Дженни поправляла постель. Даниэль уже спокойно улыбался. Тогда она сделала неловкий прощальный жест, как делают дети, – прижав локоть к боку и помахав рукой. Этот жест очень позабавил малыша, уцепившегося пухлыми ручонками за прутья кроватки. Он весело засмеялся, и по подбородку у него потекли слюни.
Сумрак коридора окутал Розу-Анну. Она шла мелкими неуверенными шагами – было темно и она боялась не найти выхода. Одна мысль неотступно преследовала ее, словно зверь во мраке. У Даниэля есть все, что нужно, Никогда еще он не был таким счастливым. Она никак не могла этого понять и упорно доискивалась причины. И горький, ядовитый комок подступил к ее горлу. «Они отняли его у меня – и его тоже, – подумала она. – Ведь это нетрудно – отнять его у меня. Он же еще такой маленький!» Она шла, вся похолодев. Такое новое, такое неожиданное спокойствие Даниэля ничуть не радовало ее – нет, воспоминание об этом преследовало ее на лестнице, словно позор, которого она никогда не сможет забыть.
Как только она вышла из подъезда, волна света ударила ей в лицо. Ее пустые руки протянулись вперед, шаря в солнечных лучах, словно она чего-то искала. Никогда еще она не чувствовала себя до такой степени обездоленной.

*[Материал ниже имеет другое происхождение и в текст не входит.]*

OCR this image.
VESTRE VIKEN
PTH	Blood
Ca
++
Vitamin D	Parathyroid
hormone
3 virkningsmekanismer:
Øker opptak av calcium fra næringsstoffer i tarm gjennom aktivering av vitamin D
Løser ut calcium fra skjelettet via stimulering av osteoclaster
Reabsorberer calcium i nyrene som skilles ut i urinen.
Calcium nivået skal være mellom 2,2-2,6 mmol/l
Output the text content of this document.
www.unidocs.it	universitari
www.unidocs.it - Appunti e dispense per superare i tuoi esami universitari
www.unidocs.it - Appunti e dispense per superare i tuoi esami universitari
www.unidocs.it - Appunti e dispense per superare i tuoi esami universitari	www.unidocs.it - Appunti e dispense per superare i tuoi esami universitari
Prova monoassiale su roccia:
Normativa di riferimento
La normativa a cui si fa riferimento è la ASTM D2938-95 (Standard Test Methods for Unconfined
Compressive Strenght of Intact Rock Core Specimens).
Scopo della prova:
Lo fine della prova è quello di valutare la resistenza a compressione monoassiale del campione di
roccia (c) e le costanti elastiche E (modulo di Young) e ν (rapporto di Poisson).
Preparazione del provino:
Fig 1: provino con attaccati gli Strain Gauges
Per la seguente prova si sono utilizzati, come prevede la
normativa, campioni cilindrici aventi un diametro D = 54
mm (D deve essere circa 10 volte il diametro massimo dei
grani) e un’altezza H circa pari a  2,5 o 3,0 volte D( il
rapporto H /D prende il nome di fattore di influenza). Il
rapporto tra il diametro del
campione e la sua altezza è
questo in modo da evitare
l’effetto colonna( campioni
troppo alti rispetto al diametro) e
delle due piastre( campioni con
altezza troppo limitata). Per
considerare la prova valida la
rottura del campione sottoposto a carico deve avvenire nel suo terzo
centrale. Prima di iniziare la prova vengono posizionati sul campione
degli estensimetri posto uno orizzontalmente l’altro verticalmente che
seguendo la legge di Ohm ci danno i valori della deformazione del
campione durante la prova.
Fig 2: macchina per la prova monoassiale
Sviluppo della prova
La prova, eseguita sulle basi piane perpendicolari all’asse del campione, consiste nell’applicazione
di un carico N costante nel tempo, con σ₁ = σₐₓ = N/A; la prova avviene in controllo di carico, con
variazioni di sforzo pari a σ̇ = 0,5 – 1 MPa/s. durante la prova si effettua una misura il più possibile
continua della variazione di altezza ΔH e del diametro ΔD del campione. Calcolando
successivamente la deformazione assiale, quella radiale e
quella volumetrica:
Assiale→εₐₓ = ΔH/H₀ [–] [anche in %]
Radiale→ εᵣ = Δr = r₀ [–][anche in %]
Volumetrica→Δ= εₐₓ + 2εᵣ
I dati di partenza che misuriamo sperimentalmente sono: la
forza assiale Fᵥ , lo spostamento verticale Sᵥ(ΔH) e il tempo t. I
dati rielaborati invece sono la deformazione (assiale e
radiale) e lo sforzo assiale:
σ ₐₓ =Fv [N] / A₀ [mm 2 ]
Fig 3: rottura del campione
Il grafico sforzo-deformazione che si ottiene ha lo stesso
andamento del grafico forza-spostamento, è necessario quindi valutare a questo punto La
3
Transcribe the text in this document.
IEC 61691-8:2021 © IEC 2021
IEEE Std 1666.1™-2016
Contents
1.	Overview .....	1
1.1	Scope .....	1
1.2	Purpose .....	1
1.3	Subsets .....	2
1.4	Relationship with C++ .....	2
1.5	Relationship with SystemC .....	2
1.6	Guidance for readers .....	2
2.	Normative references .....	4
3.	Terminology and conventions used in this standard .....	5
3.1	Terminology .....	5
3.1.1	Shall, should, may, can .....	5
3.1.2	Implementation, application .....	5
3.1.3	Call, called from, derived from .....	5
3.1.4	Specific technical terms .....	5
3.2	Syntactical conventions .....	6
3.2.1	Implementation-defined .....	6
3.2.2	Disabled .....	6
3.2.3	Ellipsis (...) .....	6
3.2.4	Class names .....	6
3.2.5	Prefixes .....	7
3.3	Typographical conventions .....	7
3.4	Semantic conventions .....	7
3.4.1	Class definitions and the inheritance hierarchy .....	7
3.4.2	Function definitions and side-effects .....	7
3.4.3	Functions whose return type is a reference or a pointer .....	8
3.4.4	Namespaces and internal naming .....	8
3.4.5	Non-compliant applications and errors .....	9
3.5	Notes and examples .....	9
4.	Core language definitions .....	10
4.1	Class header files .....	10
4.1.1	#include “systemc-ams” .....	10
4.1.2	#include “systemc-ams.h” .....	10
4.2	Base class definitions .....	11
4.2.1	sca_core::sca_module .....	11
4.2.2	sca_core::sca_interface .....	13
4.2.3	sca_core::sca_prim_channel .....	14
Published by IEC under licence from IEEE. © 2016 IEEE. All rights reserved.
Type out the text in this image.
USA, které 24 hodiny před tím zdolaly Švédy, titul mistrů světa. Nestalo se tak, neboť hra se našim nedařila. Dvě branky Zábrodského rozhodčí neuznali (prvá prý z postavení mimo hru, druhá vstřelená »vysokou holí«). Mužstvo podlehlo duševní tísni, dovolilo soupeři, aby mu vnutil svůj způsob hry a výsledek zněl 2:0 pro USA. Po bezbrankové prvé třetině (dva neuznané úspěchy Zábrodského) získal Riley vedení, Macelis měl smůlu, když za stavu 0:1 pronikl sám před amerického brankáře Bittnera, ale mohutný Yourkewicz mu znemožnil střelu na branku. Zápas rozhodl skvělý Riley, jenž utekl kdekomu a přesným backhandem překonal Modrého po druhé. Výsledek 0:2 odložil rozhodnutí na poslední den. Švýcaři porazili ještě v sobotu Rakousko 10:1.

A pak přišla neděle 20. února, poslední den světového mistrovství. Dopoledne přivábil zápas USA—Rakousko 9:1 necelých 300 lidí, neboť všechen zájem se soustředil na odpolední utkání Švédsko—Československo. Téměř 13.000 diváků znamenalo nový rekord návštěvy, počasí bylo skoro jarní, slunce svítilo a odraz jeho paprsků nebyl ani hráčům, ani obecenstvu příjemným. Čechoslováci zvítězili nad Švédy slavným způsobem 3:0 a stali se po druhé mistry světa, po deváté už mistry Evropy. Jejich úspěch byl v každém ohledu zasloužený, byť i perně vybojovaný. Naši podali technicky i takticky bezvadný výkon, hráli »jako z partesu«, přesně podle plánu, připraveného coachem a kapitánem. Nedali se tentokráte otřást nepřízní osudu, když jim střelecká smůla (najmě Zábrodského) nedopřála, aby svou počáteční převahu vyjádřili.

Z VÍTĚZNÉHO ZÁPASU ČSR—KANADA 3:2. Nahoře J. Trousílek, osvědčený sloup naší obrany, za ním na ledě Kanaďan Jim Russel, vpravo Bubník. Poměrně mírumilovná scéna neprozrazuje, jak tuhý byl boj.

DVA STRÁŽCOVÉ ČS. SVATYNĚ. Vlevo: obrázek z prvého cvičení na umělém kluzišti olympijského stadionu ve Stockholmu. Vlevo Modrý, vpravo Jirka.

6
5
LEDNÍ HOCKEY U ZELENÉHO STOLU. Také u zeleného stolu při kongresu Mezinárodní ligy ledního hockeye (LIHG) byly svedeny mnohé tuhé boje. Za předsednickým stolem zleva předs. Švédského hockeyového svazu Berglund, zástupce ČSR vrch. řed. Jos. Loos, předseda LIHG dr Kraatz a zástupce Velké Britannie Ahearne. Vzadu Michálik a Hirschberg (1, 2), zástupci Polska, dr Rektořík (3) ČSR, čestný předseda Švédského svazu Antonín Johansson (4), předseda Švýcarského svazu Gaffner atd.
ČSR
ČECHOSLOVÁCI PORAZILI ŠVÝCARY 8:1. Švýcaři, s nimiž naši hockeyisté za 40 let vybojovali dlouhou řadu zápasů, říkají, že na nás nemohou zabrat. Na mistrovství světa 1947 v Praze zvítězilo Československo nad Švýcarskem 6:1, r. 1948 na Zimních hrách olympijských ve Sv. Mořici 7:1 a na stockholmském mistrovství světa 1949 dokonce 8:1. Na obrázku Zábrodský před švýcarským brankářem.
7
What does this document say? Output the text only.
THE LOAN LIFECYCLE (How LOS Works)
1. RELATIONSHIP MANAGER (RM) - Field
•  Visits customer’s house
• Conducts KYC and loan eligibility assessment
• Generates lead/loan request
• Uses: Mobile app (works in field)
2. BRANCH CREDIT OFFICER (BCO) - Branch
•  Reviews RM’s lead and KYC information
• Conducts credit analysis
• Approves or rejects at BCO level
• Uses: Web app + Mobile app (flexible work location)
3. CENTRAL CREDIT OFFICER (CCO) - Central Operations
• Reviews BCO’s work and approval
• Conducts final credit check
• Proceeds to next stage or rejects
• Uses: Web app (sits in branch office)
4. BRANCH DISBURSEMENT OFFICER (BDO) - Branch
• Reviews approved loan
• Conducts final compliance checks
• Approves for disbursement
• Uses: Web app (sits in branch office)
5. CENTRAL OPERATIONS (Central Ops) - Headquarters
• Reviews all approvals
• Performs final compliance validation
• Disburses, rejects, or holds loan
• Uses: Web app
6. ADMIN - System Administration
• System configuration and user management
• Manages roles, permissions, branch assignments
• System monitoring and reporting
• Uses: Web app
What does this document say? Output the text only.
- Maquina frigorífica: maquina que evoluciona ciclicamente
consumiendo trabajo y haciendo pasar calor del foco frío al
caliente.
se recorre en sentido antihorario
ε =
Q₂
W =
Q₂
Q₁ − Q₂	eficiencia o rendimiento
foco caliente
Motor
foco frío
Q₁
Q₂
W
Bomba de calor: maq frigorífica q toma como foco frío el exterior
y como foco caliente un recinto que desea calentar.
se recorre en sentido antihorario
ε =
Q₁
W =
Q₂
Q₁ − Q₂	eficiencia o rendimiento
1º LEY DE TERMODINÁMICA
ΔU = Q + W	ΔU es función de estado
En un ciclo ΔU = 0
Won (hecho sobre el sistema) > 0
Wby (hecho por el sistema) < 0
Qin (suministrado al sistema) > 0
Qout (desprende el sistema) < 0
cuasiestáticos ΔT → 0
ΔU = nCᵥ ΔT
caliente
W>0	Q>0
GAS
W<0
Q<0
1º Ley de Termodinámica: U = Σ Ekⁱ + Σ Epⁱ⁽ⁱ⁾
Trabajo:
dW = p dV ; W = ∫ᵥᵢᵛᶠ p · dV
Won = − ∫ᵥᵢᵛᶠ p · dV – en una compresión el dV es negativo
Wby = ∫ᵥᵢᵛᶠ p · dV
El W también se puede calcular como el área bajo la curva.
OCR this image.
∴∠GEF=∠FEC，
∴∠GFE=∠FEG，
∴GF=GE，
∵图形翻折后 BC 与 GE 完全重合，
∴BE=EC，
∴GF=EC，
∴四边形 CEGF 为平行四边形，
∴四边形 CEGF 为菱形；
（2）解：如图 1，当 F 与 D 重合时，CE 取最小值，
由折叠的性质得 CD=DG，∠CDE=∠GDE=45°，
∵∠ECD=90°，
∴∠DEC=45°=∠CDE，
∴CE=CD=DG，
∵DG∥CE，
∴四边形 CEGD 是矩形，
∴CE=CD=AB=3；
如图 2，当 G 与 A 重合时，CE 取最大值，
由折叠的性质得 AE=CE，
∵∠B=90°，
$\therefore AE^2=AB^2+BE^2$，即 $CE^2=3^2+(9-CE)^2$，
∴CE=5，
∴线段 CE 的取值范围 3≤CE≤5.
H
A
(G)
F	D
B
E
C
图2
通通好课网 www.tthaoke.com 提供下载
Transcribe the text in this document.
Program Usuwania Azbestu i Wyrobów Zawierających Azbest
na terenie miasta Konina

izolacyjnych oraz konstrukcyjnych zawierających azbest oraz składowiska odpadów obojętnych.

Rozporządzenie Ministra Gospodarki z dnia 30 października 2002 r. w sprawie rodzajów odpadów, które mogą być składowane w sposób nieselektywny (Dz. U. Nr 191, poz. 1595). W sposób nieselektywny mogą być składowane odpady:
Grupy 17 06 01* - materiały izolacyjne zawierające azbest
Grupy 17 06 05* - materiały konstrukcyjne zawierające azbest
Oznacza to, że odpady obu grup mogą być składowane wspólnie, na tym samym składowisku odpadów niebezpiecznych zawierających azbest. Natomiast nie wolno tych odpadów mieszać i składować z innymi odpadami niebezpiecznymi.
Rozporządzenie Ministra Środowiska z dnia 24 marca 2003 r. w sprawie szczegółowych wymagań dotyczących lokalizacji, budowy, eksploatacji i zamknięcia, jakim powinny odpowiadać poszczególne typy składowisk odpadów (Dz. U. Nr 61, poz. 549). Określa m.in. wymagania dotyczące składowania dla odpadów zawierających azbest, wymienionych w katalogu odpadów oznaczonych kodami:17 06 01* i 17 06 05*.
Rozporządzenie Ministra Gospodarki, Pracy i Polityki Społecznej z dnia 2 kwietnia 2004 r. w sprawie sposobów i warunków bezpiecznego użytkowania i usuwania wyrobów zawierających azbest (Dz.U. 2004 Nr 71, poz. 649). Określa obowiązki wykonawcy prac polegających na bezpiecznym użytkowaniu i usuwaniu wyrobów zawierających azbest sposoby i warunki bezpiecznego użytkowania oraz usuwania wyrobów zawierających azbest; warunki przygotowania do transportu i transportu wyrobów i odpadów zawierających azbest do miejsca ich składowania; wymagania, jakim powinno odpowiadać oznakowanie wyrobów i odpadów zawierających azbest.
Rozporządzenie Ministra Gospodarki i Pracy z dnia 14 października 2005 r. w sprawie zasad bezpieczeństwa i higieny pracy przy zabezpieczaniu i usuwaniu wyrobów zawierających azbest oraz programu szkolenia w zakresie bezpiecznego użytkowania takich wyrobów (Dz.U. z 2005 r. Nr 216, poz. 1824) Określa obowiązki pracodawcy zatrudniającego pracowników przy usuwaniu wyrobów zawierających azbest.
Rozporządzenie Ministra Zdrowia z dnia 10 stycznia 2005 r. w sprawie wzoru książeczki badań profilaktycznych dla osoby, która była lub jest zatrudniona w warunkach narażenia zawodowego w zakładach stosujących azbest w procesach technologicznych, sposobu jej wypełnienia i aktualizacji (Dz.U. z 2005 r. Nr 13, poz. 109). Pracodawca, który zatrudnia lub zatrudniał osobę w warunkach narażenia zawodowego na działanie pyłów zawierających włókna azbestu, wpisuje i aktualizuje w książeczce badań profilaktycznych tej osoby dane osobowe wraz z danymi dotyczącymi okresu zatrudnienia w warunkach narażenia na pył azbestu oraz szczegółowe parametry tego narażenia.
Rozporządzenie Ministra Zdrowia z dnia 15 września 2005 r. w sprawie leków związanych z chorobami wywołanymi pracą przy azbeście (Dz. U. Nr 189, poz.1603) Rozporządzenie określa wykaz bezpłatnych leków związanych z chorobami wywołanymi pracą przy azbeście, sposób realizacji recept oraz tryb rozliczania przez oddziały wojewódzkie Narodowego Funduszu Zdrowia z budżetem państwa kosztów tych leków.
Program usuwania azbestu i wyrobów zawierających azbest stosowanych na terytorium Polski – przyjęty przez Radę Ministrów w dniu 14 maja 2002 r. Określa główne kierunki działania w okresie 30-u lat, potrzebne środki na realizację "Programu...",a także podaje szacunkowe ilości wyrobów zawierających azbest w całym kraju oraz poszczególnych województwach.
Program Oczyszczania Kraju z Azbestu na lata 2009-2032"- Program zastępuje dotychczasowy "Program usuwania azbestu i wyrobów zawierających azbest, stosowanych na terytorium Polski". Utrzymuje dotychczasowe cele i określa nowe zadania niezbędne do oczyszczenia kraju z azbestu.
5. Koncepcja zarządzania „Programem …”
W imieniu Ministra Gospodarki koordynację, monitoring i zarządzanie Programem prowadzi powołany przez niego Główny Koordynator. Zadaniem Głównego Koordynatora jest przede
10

Роза-Анна открыла сумку, чтобы вынуть оттуда трамвайный билет, она и в самом деле очень устала, и с изумлением обнаружила десятидолларовую бумажку, лежавшую за разорванной подкладкой. Но тут же она вспомнила: это было все, что ей удалось сберечь – «припрятать», как она говорила, – из тех двадцати долларов, которые она получила как пособие, когда Эжен ушел в армию. Эти деньги достались ей ценой таких огромных жертв, что она и подумать не могла о том, чтобы растратить их на еду или на одежду или даже купить на них какое-нибудь лакомство для Даниэля; она с неколебимой твердостью берегла их для переезда и так и называла: «квартирные деньги».
XIX
Выйдя из трамвая на улице Нотр-Дам, Роза-Анна увидела около ресторана «Две песенки» свежеотпечатанную сводку последних известий. Перед ней толпилась кучка мужчин и женщин. Поверх этих наклоненных голов и словно придавленных изумлением плеч Роза-Анна издалека увидела на желтом фоне бумаги крупные, бросающиеся в глаза буквы:
НЕМЦЫ ВТОРГЛИСЬ В НОРВЕГИЮ!
БОМБЫ НАД ОСЛО!
Она застыла на месте, ошеломленная, уставясь в пространство и дергая ремешок сумки. В первую минуту она даже не поняла, отчего это известие так ее потрясло. Потом ее мысли, уже привыкшие всюду сталкиваться с несчастьями, обратились к Эжену. Сама не зная почему, она твердо и бесповоротно поверила, что судьба ее сына связана с этой новостью. Она перечитала огромные буквы еще раз, слог за слогом, шевеля губами, почти произнося слова вслух. На слове «Норвегия» она остановилась, размышляя. Ей показалось, что эта далекая страна, местонахождение которой она представляла себе лишь весьма смутно, каким-то странным образом неразрывно связана с жизнью ее сына. Она ничего не сопоставляла, не обдумывала: она забыла даже, что Эжен в самом последнем письме уверял ее, будто останется в учебном лагере еще по меньшей мере полгода. Она видела только буквы, оповещавшие ее о близкой и страшной опасности. И эта женщина, никогда ничего не читавшая, кроме молитвенника, сделала то, что ей было совсем не свойственно. Она поспешно перешла улицу, роясь на ходу в своей сумочке, и, подойдя к продавцу газет на противоположном тротуаре, протянула ему три цента и тут же развернула свежую, еще пахнущую типографской краской газету, которую он ей подал. Прислонившись к стене какого-то магазина, она среди толчеи выходивших из фруктового отдела покупательниц прочла несколько строк, изо всех сил прижимая к себе сумку. Через минуту она машинально сложила газету и посмотрела перед собой горящими от гнева глазами. Она ненавидела этих немцев. Она, никогда в жизни не питавшая ненависти ни к кому на свете, возненавидела этот неведомый ей народ неумолимой ненавистью. Она ненавидела их не только за то, что они принесли ей это несчастье, но и за все страдания, которые они причиняли другим женщинам, таким же, как она сама.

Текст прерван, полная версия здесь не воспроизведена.